L’objectif est de se rappeler ce moment historique, de mettre en lumière les questions qu’il soulevait sur la décolonisation et la pédagogie, et de souligner l’urgence continue de résoudre ces questions dans le milieu de l’éducation supérieure partout dans le monde. Le cycle de programmation retracera en outre la longue histoire des manifestations étudiantes dans divers établissements, tant de l’hémisphère sud que de l’hémisphère nord. Plus particulièrement, on y établira des liens entre l’affaire Sir George Williams, les émeutes de Rodney survenues en Jamaïque, en 1968, et la révolution Black Power de 1970, à Trinidad.
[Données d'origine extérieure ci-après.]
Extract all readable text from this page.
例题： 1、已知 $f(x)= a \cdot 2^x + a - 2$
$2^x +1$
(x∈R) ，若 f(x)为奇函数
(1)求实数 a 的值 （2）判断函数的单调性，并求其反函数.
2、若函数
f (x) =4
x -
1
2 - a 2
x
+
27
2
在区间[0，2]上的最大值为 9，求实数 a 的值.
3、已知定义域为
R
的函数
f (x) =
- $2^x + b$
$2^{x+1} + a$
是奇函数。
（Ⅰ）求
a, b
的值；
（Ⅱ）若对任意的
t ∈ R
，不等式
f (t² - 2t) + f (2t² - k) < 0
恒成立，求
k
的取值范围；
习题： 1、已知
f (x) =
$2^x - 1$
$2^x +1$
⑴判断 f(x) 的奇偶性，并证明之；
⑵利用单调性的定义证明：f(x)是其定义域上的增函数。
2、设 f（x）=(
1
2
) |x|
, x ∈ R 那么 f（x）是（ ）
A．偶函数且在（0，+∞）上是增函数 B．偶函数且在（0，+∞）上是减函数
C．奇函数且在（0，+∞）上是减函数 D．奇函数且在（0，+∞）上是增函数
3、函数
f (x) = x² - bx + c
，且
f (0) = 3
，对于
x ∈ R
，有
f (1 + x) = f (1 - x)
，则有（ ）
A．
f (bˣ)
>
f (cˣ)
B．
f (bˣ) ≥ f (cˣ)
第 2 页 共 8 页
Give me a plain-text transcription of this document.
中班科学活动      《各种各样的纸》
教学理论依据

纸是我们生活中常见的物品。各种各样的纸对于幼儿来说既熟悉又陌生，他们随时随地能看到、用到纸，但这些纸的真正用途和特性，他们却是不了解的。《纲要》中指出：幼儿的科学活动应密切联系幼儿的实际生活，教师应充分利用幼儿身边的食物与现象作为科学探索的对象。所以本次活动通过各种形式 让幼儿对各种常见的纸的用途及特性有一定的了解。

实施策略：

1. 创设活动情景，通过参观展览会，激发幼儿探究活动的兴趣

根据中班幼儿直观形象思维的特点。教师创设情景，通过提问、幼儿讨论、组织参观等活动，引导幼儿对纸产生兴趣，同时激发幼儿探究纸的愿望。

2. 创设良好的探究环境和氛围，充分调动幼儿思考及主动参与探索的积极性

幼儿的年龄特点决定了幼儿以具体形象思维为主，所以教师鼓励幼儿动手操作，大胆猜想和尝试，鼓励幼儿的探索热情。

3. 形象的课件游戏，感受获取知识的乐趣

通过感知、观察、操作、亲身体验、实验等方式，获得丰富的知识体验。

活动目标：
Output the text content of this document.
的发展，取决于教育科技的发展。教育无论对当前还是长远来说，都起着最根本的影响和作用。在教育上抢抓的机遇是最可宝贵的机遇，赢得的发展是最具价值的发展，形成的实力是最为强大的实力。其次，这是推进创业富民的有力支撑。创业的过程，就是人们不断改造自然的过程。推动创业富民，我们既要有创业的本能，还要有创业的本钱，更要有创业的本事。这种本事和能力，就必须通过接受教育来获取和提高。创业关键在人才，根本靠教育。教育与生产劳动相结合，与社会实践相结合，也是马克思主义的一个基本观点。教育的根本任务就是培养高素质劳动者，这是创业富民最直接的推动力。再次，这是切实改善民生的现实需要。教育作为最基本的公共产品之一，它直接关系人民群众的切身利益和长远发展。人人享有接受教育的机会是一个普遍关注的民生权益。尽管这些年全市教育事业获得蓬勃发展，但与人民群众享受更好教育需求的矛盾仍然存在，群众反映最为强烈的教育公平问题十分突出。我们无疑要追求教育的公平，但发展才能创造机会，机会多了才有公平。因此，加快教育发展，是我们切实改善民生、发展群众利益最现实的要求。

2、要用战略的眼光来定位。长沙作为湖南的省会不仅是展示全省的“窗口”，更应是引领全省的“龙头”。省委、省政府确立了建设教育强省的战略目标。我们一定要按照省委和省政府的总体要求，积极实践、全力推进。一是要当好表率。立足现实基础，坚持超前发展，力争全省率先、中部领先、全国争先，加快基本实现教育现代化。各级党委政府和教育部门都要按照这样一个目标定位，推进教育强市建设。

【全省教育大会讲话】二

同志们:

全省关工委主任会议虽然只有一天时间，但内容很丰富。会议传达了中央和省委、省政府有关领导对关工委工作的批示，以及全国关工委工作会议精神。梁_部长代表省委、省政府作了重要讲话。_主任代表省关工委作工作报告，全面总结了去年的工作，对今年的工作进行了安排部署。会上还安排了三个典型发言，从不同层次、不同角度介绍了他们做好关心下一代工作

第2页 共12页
En situant les étudiants qui ont participé à la manifestation de la Sir George Williams University dans une trajectoire plus large, cet exercice donne à s’interroger sur le rôle décolonisateur de l’intellectuel étudiant, tant sur le plan historique que dans le contexte mondial actuel. Quels sont les aspects de ce moment de l’histoire qui, encore aujourd’hui, ont des répercussions au Canada et ailleurs? De quelle manière est-il commémoré, oublié ou contesté dans différents espaces? De quelle façon est-il lié ou dans quelle mesure a-t-il contribué à des circuits plus vastes de militantisme, de protestation ou de résistance? Dans quelle mesure l’identité noire est-elle incluse ou, au contraire, occultée dans les dialogues sur la décolonisation (particulièrement en ce qui touche les programmes d’études et la pédagogie)? Enfin, quels sont les enseignements à tirer de l’occupation du centre informatique au regard des mouvements actuels de résistance, comme Black Lives Matter (« les vies des Noirs comptent ») ou Rhodes Must Fall (« Rhodes doit tomber »)?


Du 29 janvier au 10 février, joignez-vous à la conversation sur le thème « Manifestations et pédagogie », sur le campus Sir-George-Williams de l’Université Concordia. La plupart des activités sont gratuites et ouvertes au grand public.